Fishhook Jim and Fishhook Park

 
Fishhook Park is Army Corp of Engineer Park on the shores of impounded Snake River above Ice Harbor Dam. The park has camp sites, picnic areas, swimming areas and boating facilities associated with recreating on the lower Snake River. During a past era, I spent a fair bit on the lower Snake. In the summer the water is a lot warmer than the frigid Columbia.

The name Fishhook is derived from a rapids that was formerly located on this reach of the Snake River. But it also derived from a former resident, Fishhook Jim. I suspect his name was derived from the place.
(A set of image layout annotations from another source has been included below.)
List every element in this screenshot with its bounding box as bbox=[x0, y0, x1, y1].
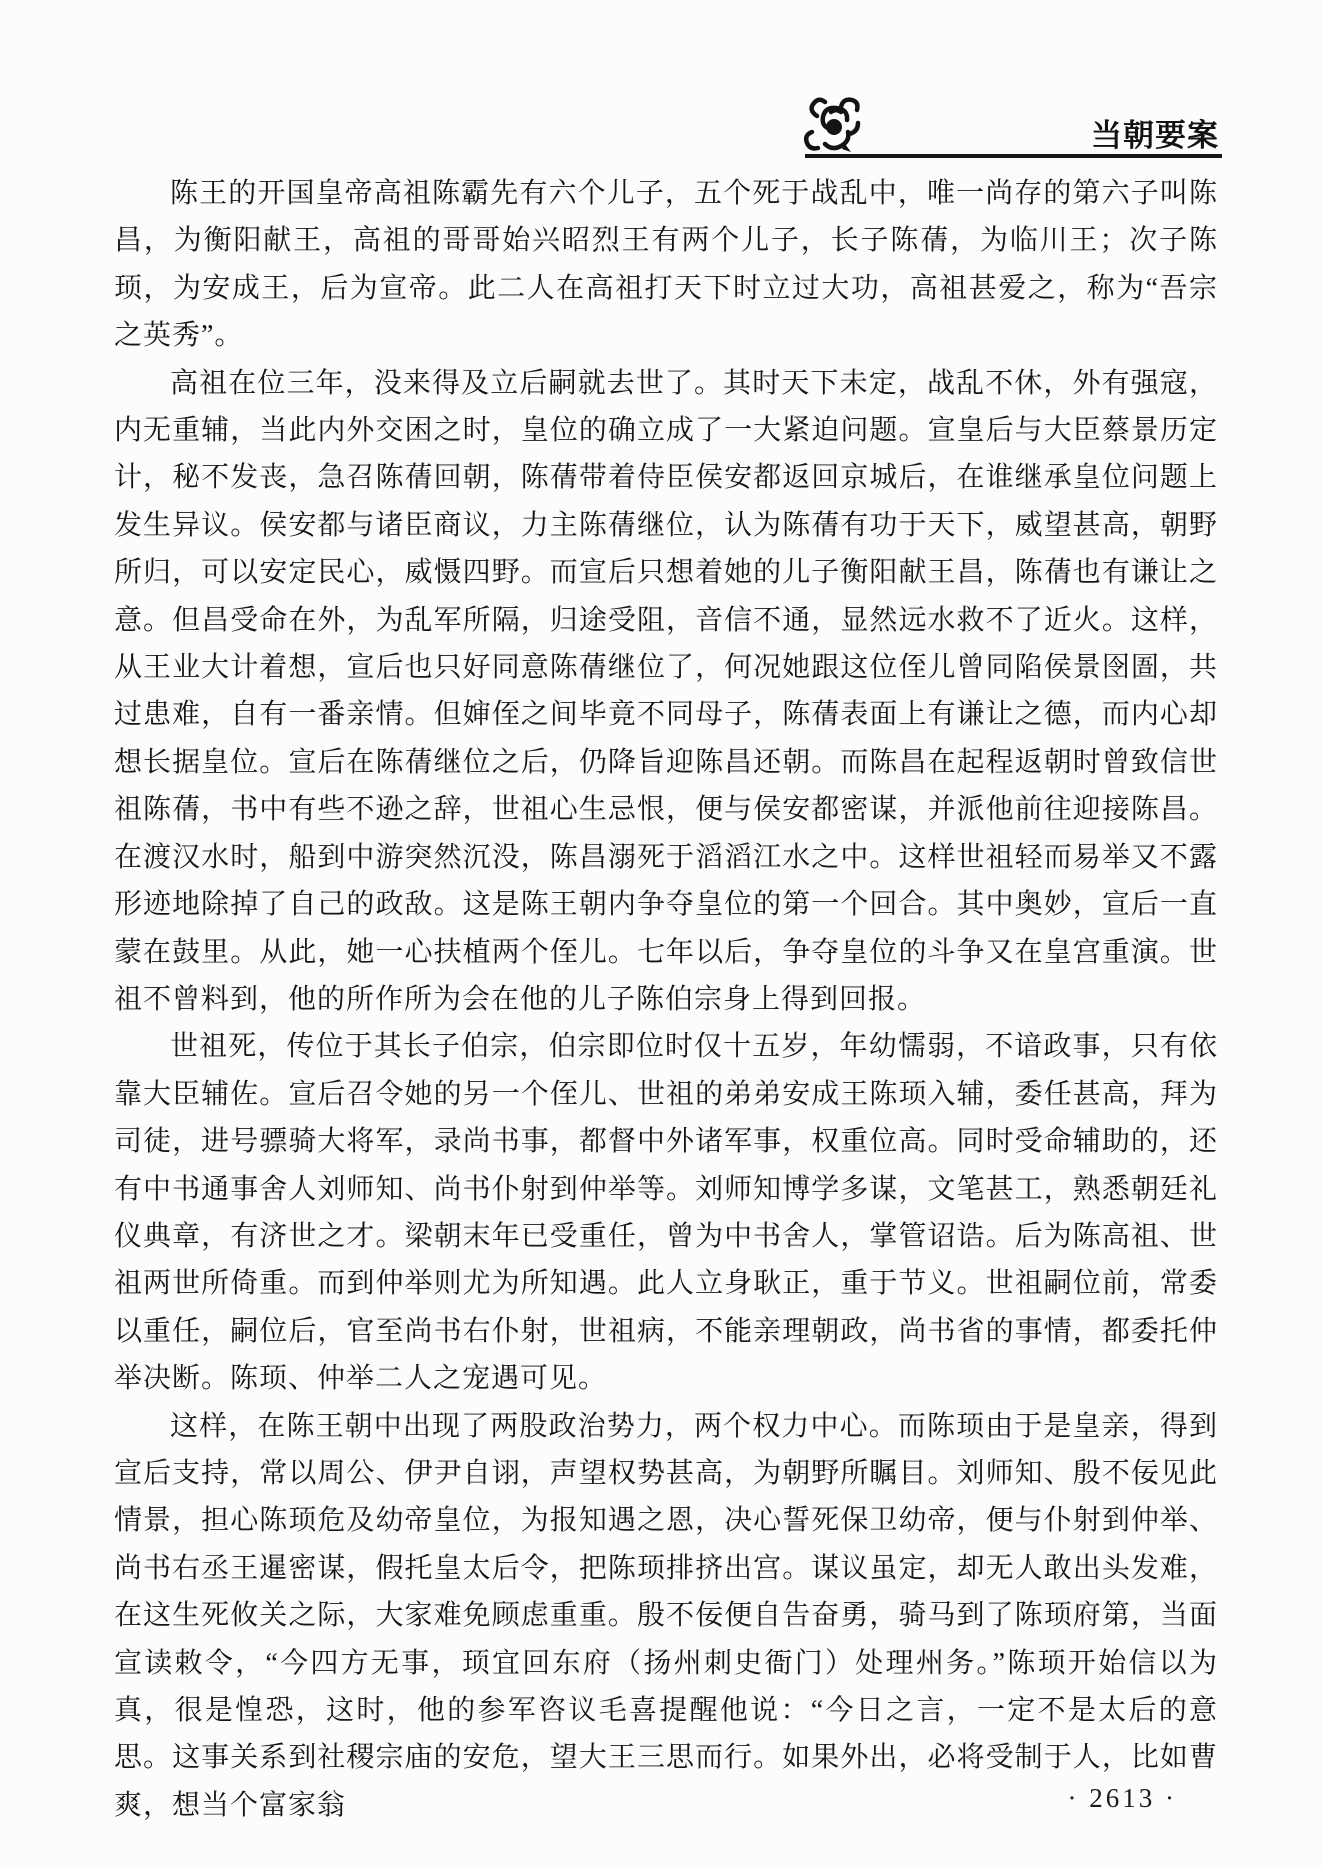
body-paragraph: 陈王的开国皇帝高祖陈霸先有六个儿子，五个死于战乱中，唯一尚存的第六子叫陈昌，为衡… bbox=[114, 170, 1218, 360]
body-paragraph: 世祖死，传位于其长子伯宗，伯宗即位时仅十五岁，年幼懦弱，不谙政事，只有依靠大臣辅… bbox=[114, 1023, 1218, 1402]
book-page: 当朝要案 陈王的开国皇帝高祖陈霸先有六个儿子，五个死于战乱中，唯一尚存的第六子叫… bbox=[0, 0, 1322, 1870]
header-divider bbox=[805, 154, 1222, 158]
body-paragraph: 高祖在位三年，没来得及立后嗣就去世了。其时天下未定，战乱不休，外有强寇，内无重辅… bbox=[114, 360, 1218, 1024]
dragon-emblem-icon bbox=[801, 92, 865, 156]
running-head-title: 当朝要案 bbox=[1091, 110, 1219, 155]
page-number: · 2613 · bbox=[1068, 1783, 1177, 1814]
body-paragraph: 这样，在陈王朝中出现了两股政治势力，两个权力中心。而陈顼由于是皇亲，得到宣后支持… bbox=[114, 1403, 1218, 1830]
body-text-column: 陈王的开国皇帝高祖陈霸先有六个儿子，五个死于战乱中，唯一尚存的第六子叫陈昌，为衡… bbox=[114, 170, 1218, 1829]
Fishhook Jim was a Palouse Indian. The Palouse had releations and intermingled with many of the other tribes of the inland Pacific Northwest. The Palouse did not have a designated reservation in the Walla Walla Treaty of 1855. While some Palouse went to live on the Yakima, Nez Perce and Colville Reservations, many Palouse simply stayed put and continued to live along the Snake River with seasonal trips to other food source sites. Fishhook Jim was the descendent of Palouse Induians that stayed. Eventually nearly all the Palouse were forced to leave. A few managed to obtain homestead claims - a hard task for Indians that took the American path of land ownership. Frequently Indians were not allowed to claim land even if they opted not to go to the reservation. But for the few that did manage to stay, another blow came with the building of the dams on the lower Snake. The rapids at Fish Hook disappeared under the water as well as the ancestral village and gathering sites. It should be further added that several salmon species on the lower Snake were also finished off by the dams.

Fishhook Park is a reminder of a past time and a gesture by the dam builders to remember what was once there as well as the people that once lived for thousands of years on the lower Snake.


William Clark described the Corps of Discovery trip through Fish Hook Rapids:


"... A cool morning, deturmined to run the rapids ... [Clark, October 16, 1805]
Having examined the rapids], which we found more difficult than the report of the Indians had induced us to believe, we set out early, and putting our Indian guide in front, our smallest canoe next, and the rest in succession, began the descent: the passage proved to be very disagreeable; as there is a continuation of shoals extending from bank to bank for the distance of three miles, during which the channel is narrow and crooked, and obstructed by large rocks in every direction, so as to require great dexterity to avoid being dashed on them. We got through the rapids with no injury to any of the boats except the hindmost, which ran on a rock; but by the assistance of the other boats, and of the Indians who were very alert, she escaped, though the baggage she contained was wet.